Une affectation de mépris pour la réalité vulgaire, et, en même temps, une prédilection exclusive pour cette réalité même dès qu'il s'agit d'art: ces deux sentiments s'engendrent peut-être l'un l'autre et forment, en tout cas, le naturalisme de M. Huysmans, qui n'est pas un naturalisme très naturel.

Et, par exemple, il se monte vraiment un peu trop la tête sur la beauté particulière des rues de Paris. Hé! nous les connaissons, nous les aimons, nous savons qu'elles sont vivantes et pittoresques. Mais M. Huysmans fait de cela un grand mystère. Il nous enseigne à un endroit que chaque quartier de Paris a sa physionomie propre et il se vante d'avoir découvert la formule de la rue Cambacérès.
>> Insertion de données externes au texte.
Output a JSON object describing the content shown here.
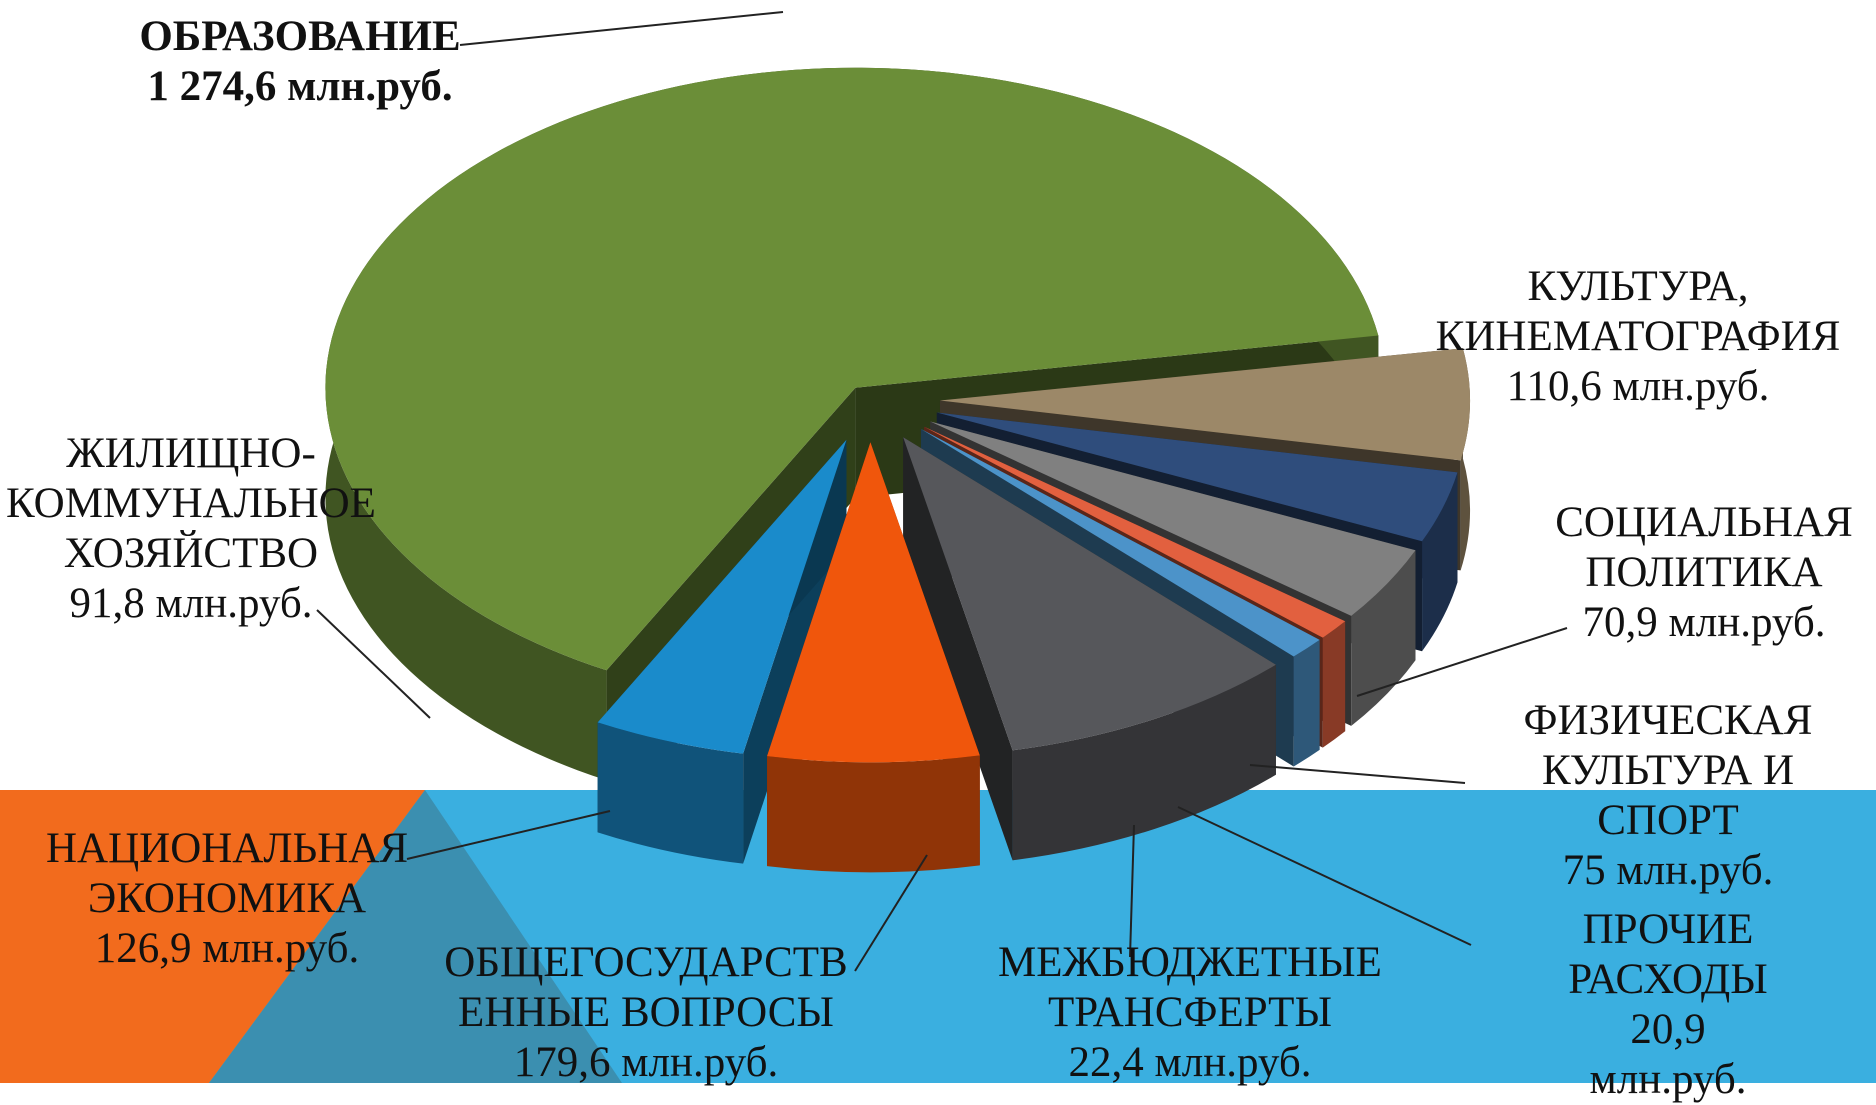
{
  "chart_data": {
    "type": "pie",
    "categories": [
      "ОБРАЗОВАНИЕ",
      "КУЛЬТУРА,\nКИНЕМАТОГРАФИЯ",
      "СОЦИАЛЬНАЯ\nПОЛИТИКА",
      "ФИЗИЧЕСКАЯ\nКУЛЬТУРА И СПОРТ",
      "ПРОЧИЕ РАСХОДЫ",
      "МЕЖБЮДЖЕТНЫЕ\nТРАНСФЕРТЫ",
      "ОБЩЕГОСУДАРСТВ\nЕННЫЕ ВОПРОСЫ",
      "НАЦИОНАЛЬНАЯ\nЭКОНОМИКА",
      "ЖИЛИЩНО-\nКОММУНАЛЬНОЕ\nХОЗЯЙСТВО"
    ],
    "values": [
      1274.6,
      110.6,
      70.9,
      75,
      20.9,
      22.4,
      179.6,
      126.9,
      91.8
    ],
    "value_labels": [
      "1 274,6 млн.руб.",
      "110,6 млн.руб.",
      "70,9 млн.руб.",
      "75 млн.руб.",
      "20,9 млн.руб.",
      "22,4 млн.руб.",
      "179,6 млн.руб.",
      "126,9 млн.руб.",
      "91,8 млн.руб."
    ],
    "colors": [
      "#6b8e38",
      "#9c8868",
      "#2f4d7c",
      "#808080",
      "#e2603f",
      "#4c93c9",
      "#56575b",
      "#f0560c",
      "#1a8bcb"
    ]
  }
}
Ce qui fait le caractère de cette rue, c'est qu'elle est habitée par une bourgeoisie riche et rechignée et par une valetaille surtout anglaise. «… Voyons, mettons un peu d'ordre dans nos idées: ce quartier est complexe, mais je le démêle. Deux éléments dissemblables et découlant l'un de l'autre, pourtant, le marquent d'un cachet personnel (M. Huysmans, j'ai hâte de le dire, n'écrit pas toujours comme cela). Sur la triste et banale opulence de la toile du fond se détache toute la joviale crapule des domestiques. Ah! c'est là la note vraie, etc.» Et là-dessus M. Huysmans s'excite et s'émerveille. Il n'y a peut-être pas de quoi.

II

En ménage et À vau l'eau marquent un nouveau progrès de la tristesse méprisante de M. Huysmans.

Là, d'abord, la personne du romancier s'étale, déborde. C'est lui qui est au premier plan. Il y a encore des «filles», naturellement; mais André, Cyprien et même, comme on verra, M. Folantin, c'est M. Huysmans. Du moins, il exprime par leur bouche tous ses sentiments sur la vie et ses idées sur l'art.
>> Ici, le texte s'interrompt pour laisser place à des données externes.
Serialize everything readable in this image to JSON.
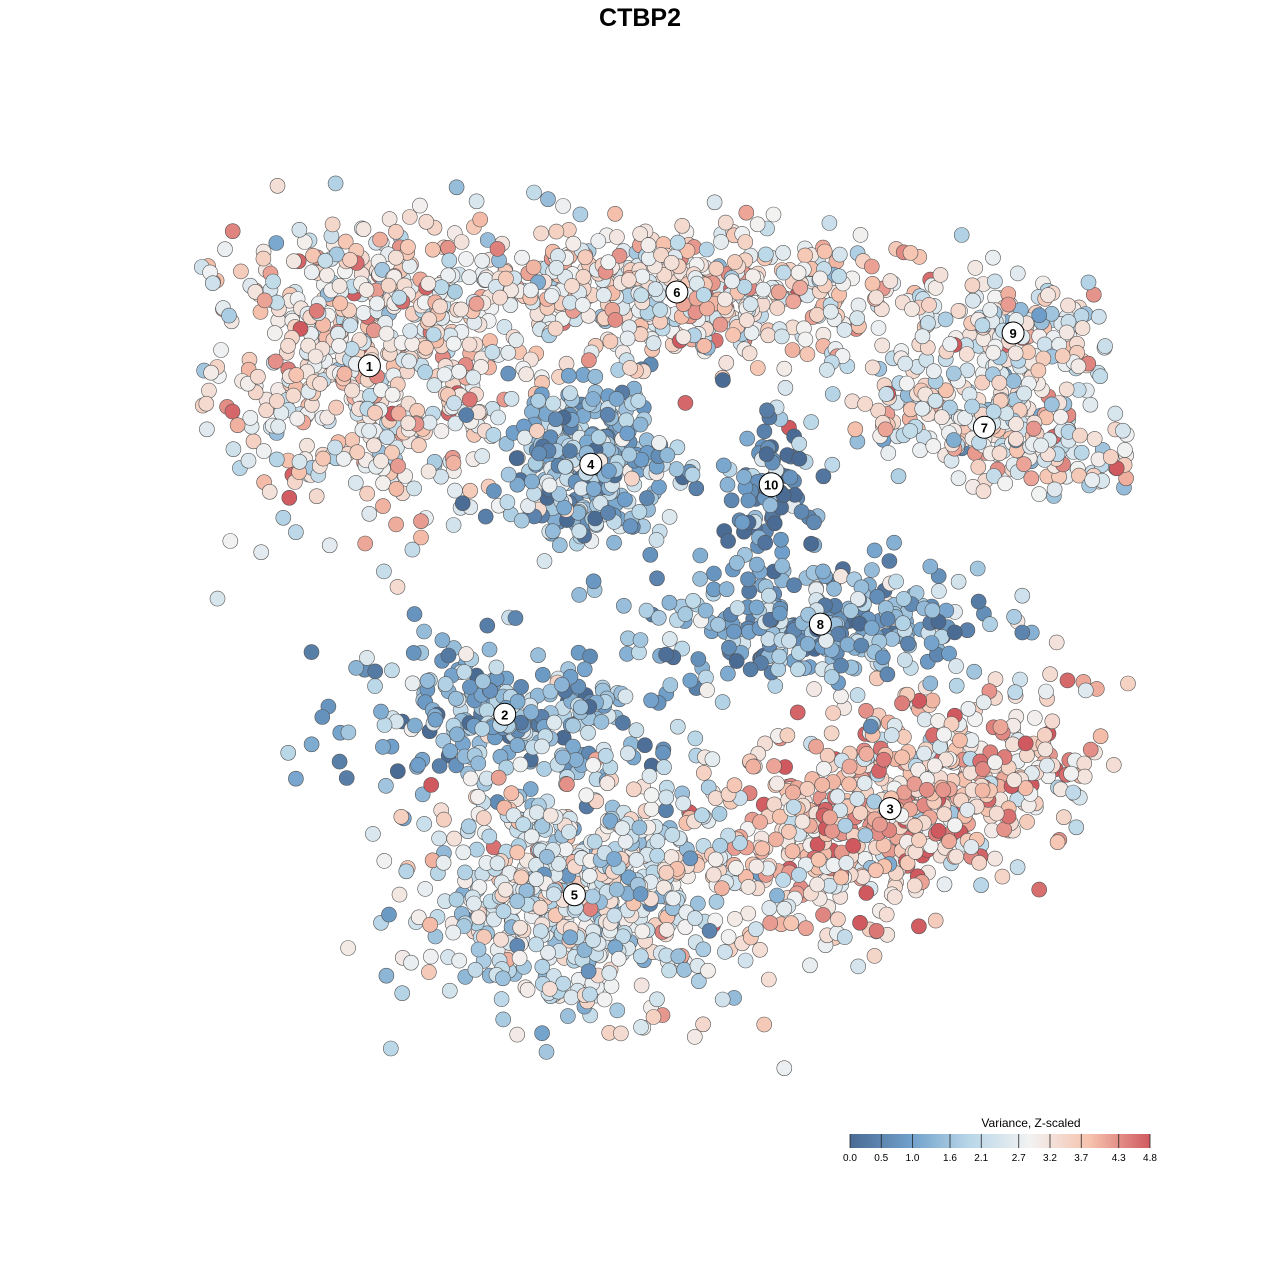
{
  "chart_data": {
    "type": "scatter",
    "title": "CTBP2",
    "xlabel": "",
    "ylabel": "",
    "color_scale": {
      "title": "Variance, Z-scaled",
      "min": 0.0,
      "max": 4.8,
      "ticks": [
        "0.0",
        "0.5",
        "1.0",
        "1.6",
        "2.1",
        "2.7",
        "3.2",
        "3.7",
        "4.3",
        "4.8"
      ],
      "tick_values": [
        0.0,
        0.5,
        1.0,
        1.6,
        2.1,
        2.7,
        3.2,
        3.7,
        4.3,
        4.8
      ],
      "colors": [
        "#4a6b94",
        "#6f9fca",
        "#b9d7e8",
        "#f2f2f2",
        "#f6c2ad",
        "#d0595f"
      ],
      "placement": "bottom-right"
    },
    "clusters": [
      {
        "label": "1",
        "x": -6.6,
        "y": 6.2,
        "mean_value": 3.1
      },
      {
        "label": "2",
        "x": -3.3,
        "y": -2.3,
        "mean_value": 1.3
      },
      {
        "label": "3",
        "x": 6.1,
        "y": -4.6,
        "mean_value": 3.4
      },
      {
        "label": "4",
        "x": -1.2,
        "y": 3.8,
        "mean_value": 1.5
      },
      {
        "label": "5",
        "x": -1.6,
        "y": -6.7,
        "mean_value": 2.5
      },
      {
        "label": "6",
        "x": 0.9,
        "y": 8.0,
        "mean_value": 3.1
      },
      {
        "label": "7",
        "x": 8.4,
        "y": 4.7,
        "mean_value": 2.8
      },
      {
        "label": "8",
        "x": 4.4,
        "y": -0.1,
        "mean_value": 1.3
      },
      {
        "label": "9",
        "x": 9.1,
        "y": 7.0,
        "mean_value": 2.8
      },
      {
        "label": "10",
        "x": 3.2,
        "y": 3.3,
        "mean_value": 0.7
      }
    ]
  }
}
Puis ces deux oeuvres, d'importance et de valeur très inégales (car En ménage est par endroits un beau livre, tandis que le charme spécial d'À vau l'eau, très vanté par quelques-uns, m'échappe encore), se distinguent par une bassesse volontaire de conception où M. Huysmans n'avait pas encore atteint. Je dis «bassesse» en me conformant sans y songer à l'ancienne poétique qui établissait une hiérarchie des genres et des sujets; mais pour la nouvelle École comme pour les stoïciens, quoique dans un tout autre esprit, «rien n'est vil dans la maison de Jupiter».

Le sujet d'En ménage, c'est l'ennui et la difficulté qu'il y a, passé trente ans, à trouver des femmes et, d'autre part, l'impossibilité de s'en passer.—André, romancier naturaliste de son état, rentrant chez lui sans être attendu, trouve sa femme avec un amant. Il s'en va sans rien dire, recommence sa vie de garçon et, après une laborieuse série d'expériences, finit par reprendre sa femme. Son ami Cyprien Tibaille (déjà vu) finit de son côté par «se mettre» avec une roulure bonne fille, qui a la vocation de garde-malade.
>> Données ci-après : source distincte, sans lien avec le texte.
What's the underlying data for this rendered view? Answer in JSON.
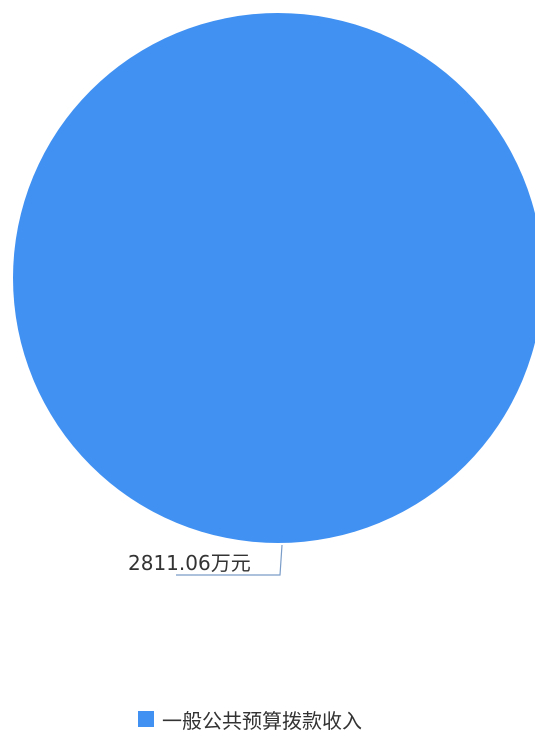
{
  "chart_data": {
    "type": "pie",
    "categories": [
      "一般公共预算拨款收入"
    ],
    "values": [
      2811.06
    ],
    "data_labels": [
      "2811.06万元"
    ],
    "colors": [
      "#4191f2"
    ],
    "legend_position": "bottom"
  }
}
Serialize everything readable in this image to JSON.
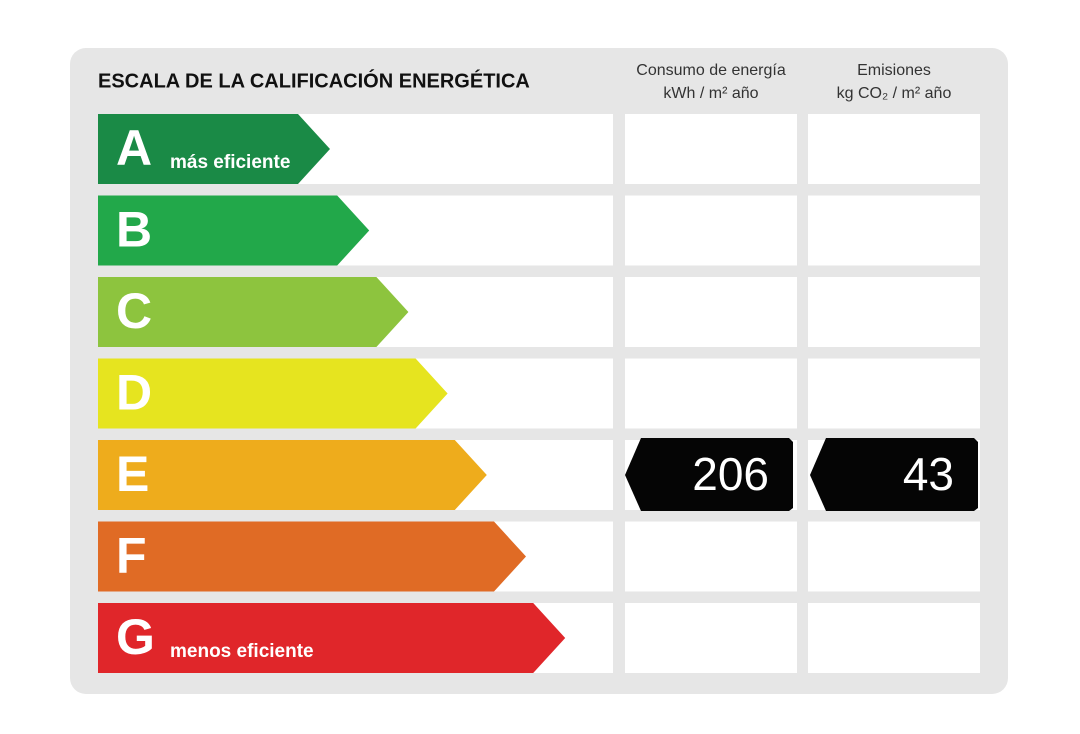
{
  "title": "ESCALA DE LA CALIFICACIÓN ENERGÉTICA",
  "columns": [
    {
      "line1": "Consumo de energía",
      "line2": "kWh / m² año"
    },
    {
      "line1": "Emisiones",
      "line2": "kg CO₂ / m² año"
    }
  ],
  "rows": [
    {
      "letter": "A",
      "label": "más eficiente",
      "color": "#1a8a46"
    },
    {
      "letter": "B",
      "color": "#22a84a"
    },
    {
      "letter": "C",
      "color": "#8dc43e"
    },
    {
      "letter": "D",
      "color": "#e6e41f"
    },
    {
      "letter": "E",
      "color": "#eeac1c",
      "consumption": 206,
      "emissions": 43
    },
    {
      "letter": "F",
      "color": "#e06b25"
    },
    {
      "letter": "G",
      "label": "menos eficiente",
      "color": "#e0262a"
    }
  ]
}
Ne vous y trompez point: ce n'est pas un drame psychologique. André n'avait aucune passion pour Berthe: ce n'est point par ressouvenir, regret, tendresse, faiblesse de coeur ou pitié qu'il la reprend; ce qui lui pèse, ce n'est point la solitude morale, mais la solitude à table et au lit: le ressort de l'histoire est purement physiologique. Je ne dis point que la préoccupation qui remplit entièrement le temps que passe André loin de sa femme ne tienne pas en effet une grande place dans notre vie: je remarque que c'est peut-être la première fois qu'on cherche à nous intéresser sérieusement, sans grivoiserie comme sans vergogne, à un drame de cet ordre et à en faire le sujet d'un long roman où l'on ne rit pas—oh! non,—où même le héros s'ennuie tant que cet ennui gagne en maint endroit le lecteur.

La morale de l'histoire n'est pas gaie. Cyprien la donne à la fin du livre:

«C'est égal, dis donc, c'est cela qui dégotte toutes les morales connues. Bien qu'elles bifurquent, les deux routes conduisent au même rond-point. Au fond, le concubinage et le mariage se valent, puisqu'ils nous ont, l'un et l'autre, débarrassés des préoccupations artistiques et des tristesses charnelles. Plus de talent, et de la santé, quel rêve!»